Testing it all

Once I had everything, it was time to test it.

The SlimServer was easy. I had copied my WMA files (I’ve been ripping all my CDs at 192Kbps WMA for use on my Creative Nomad Zen 60GB) to my Windows desktop at work (160GB hard drive) for use at work. I installed SlimServer, pointed it at my music folder, and hooked the Squeezebox2 to my external computer speakers through its headphone port.

The Squeezebox2, BTW, has the most amazing UI considering it’s basically a 2-line display. The arrow keys on the remote are incredibly intuitive, and selections and fields move with an inertial scrolling effect that’s not only beautiful to watch but provides very tangible feedback. The menus do what needs to happen when you need it. Initial setup is pointing it at your wireless network, where it will then scan for SlimServers, and start if it finds one. If not, you enter the IP address in manually. It works great, and literally 5 minutes after I opened the box the Squeezebox2 is playing digital music perfectly.

I got the KuroBox together–opening it up and getting the hard drive in there. Opening it was a bit of a trick–I had the instruction sheet that came with it, in Japanese with pictures. I didn’t figure out from the pictures that the gray plastic trim piece holding the halves together slides forward to come off the case, and I broke one of the tabs on it. But it doesn’t seem to have any long term repurcussions. Again, the case has the IDE and power cables you need so you don’t have to buy a retail drive kit with them. You’ll want the 2 inch IDE cable from the Kuro Box inside there as well.

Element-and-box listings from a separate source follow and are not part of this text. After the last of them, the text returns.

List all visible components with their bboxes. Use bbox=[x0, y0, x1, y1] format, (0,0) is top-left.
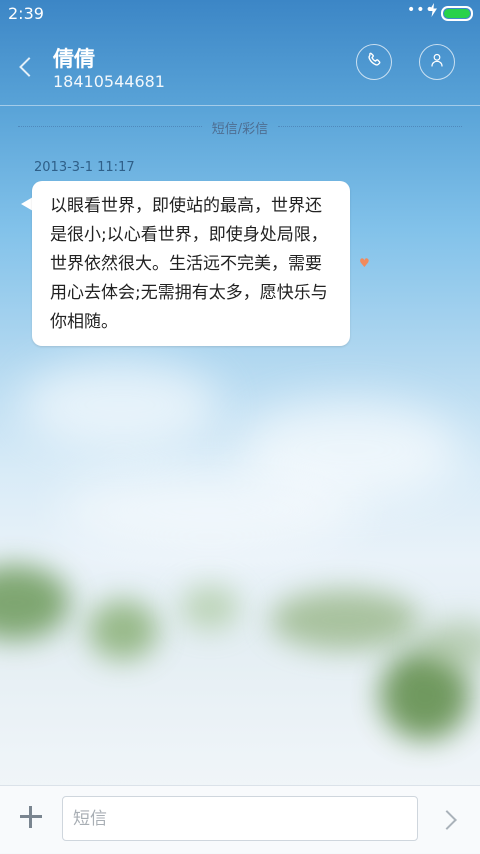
message-text-line: 世界依然很大。生活远不完美，需要 bbox=[50, 254, 322, 274]
heart-icon: ♥ bbox=[359, 256, 370, 270]
message-text-line: 用心去体会;无需拥有太多，愿快乐与 bbox=[50, 283, 328, 303]
wallpaper-tree bbox=[88, 600, 158, 660]
message-type-label: 短信/彩信 bbox=[211, 122, 269, 137]
wallpaper-tree bbox=[180, 585, 240, 630]
charging-icon bbox=[429, 3, 437, 21]
person-icon bbox=[429, 52, 445, 72]
message-type-divider: 短信/彩信 bbox=[0, 117, 480, 137]
plus-icon[interactable] bbox=[19, 805, 43, 829]
call-button[interactable] bbox=[356, 44, 392, 80]
wallpaper-cloud bbox=[60, 470, 360, 550]
wallpaper-tree bbox=[270, 590, 420, 650]
conversation-header: 倩倩 18410544681 bbox=[0, 26, 480, 106]
message-text-line: 以眼看世界，即使站的最高，世界还 bbox=[50, 196, 322, 216]
message-text-line: 你相随。 bbox=[50, 312, 118, 332]
wallpaper-tree bbox=[0, 565, 70, 640]
phone-icon bbox=[365, 51, 383, 73]
chevron-left-icon[interactable] bbox=[19, 57, 39, 77]
contact-profile-button[interactable] bbox=[419, 44, 455, 80]
message-text-line: 是很小;以心看世界，即使身处局限， bbox=[50, 225, 328, 245]
message-timestamp: 2013-3-1 11:17 bbox=[34, 160, 135, 175]
composer-bar bbox=[0, 785, 480, 854]
contact-name: 倩倩 bbox=[53, 47, 95, 71]
battery-level bbox=[444, 9, 470, 18]
send-arrow-icon[interactable] bbox=[437, 810, 457, 830]
message-bubble[interactable]: 以眼看世界，即使站的最高，世界还 是很小;以心看世界，即使身处局限， 世界依然很… bbox=[32, 181, 350, 346]
status-time: 2:39 bbox=[8, 4, 44, 23]
status-bar: 2:39 ••• bbox=[0, 0, 480, 26]
battery-icon bbox=[441, 6, 473, 21]
contact-number: 18410544681 bbox=[53, 72, 165, 91]
divider-line bbox=[278, 126, 462, 127]
header-divider bbox=[0, 105, 480, 106]
wallpaper-cloud bbox=[20, 360, 220, 450]
message-input[interactable] bbox=[62, 796, 418, 841]
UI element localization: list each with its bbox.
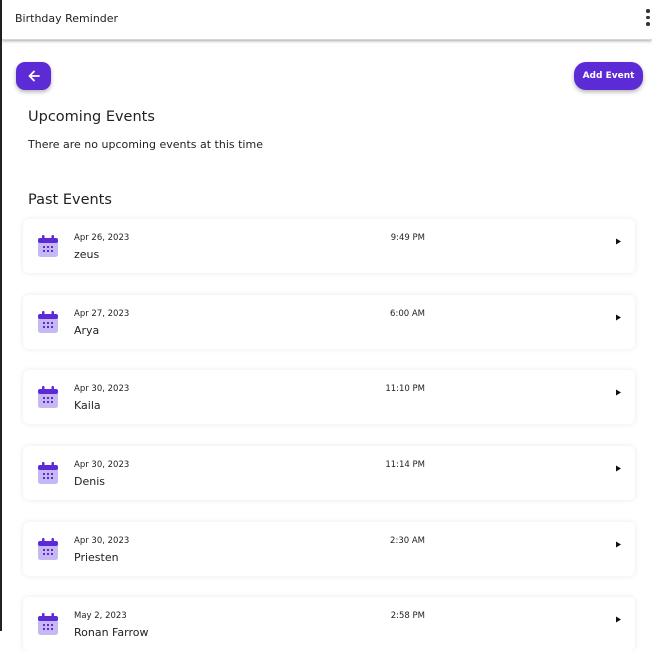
event-date: Apr 26, 2023 (74, 233, 130, 243)
add-event-button[interactable]: Add Event (574, 62, 643, 90)
event-time: 11:14 PM (385, 460, 425, 470)
back-button[interactable] (16, 62, 51, 90)
event-date: Apr 30, 2023 (74, 460, 130, 470)
event-card[interactable]: Apr 26, 2023 9:49 PM zeus (23, 219, 635, 273)
event-name: Kaila (74, 399, 101, 412)
event-time: 2:58 PM (390, 611, 425, 621)
event-name: Arya (74, 324, 100, 337)
calendar-icon (38, 538, 58, 560)
event-name: Ronan Farrow (74, 626, 149, 639)
calendar-icon (38, 311, 58, 333)
upcoming-empty-message: There are no upcoming events at this tim… (28, 138, 263, 151)
event-date: Apr 30, 2023 (74, 536, 130, 546)
more-vertical-icon[interactable] (644, 9, 652, 29)
calendar-icon (38, 386, 58, 408)
play-arrow-icon[interactable] (615, 389, 622, 396)
calendar-icon (38, 235, 58, 257)
event-time: 2:30 AM (390, 536, 425, 546)
app-bar: Birthday Reminder (2, 0, 652, 40)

The Kuro Box comes with a CD to install its operating system. It doesn’t work. Well, it probably works if you’ve got Windows 2000 or earlier but it won’t on Windows XP SP2 (or Linux, or Mac OS, etc.) I ended up doing a manual install which for someone with a little Unix admin experience is very easy. It’s basically exactly what the automated setup does anyway.

So I did it. The basic install creates a 128MB root partition. I kept running out of space trying to download and install optional packages. So, I said, what the hell, and redid the manual instructions with a 1GB root partition. Much better.

I got it all running eventually and played with the Web interface. I have a Buffalo router and the Web interface isn’t its greatest feature. The stock Kuro config interface is similar. But I got a Windows share going. Which didn’t work. It took much playing and turning on of logging to realize I had turned on Recycle Bin support, which isn’t available in the stock image.

I attempted to get all my music files from my office PC to the Kuro Box. I got over half of them over but it was going to take several hours.

I took it all home and played with it. I installed the Squeezebox2 into our entertainment center (which is a semi-custom unit). Had to move the receiver up a notch and put it in above the DVD player. The cool thing is the display sort of floats in the air since the Squeezebox2 is black.

I got the SlimServer software downloaded to the Kuro and I ran it. I pointed it at the music folder, went to play the files, and it didn’t work. I figured it was various Unix file permissions problems, but nothing fixed it. I then hit the forums and newsgroups and figured how to turn on logging in SlimServer. Watching the logs, the problem was that it couldn’t play the WMA files.

Now, one of the selling points of the Squeezebox2 is that it plays all sorts of audio files. However, the only ones it can decode natively are WMA, MP3, FLAC, and AIFF. Everything else goes through a translator. On Windows, the SlimServer install comes with wmadec which is dependent upon the Windows Media Player DLLs. None of those on Linux. You can get it working with the ffmpeg package, and I did, but only about 1 out of 6 of my WMA files would play. And either it worked fine or not at all. I can only assume there was some sort of problems with my files that ffmpeg couldn’t handle.

At any rate, this is the last stand. I’m going to be re-ripping everything anyway, so once I’m done the Nomad is getting loaded with quality 160Kbps (or VBR) MP3s.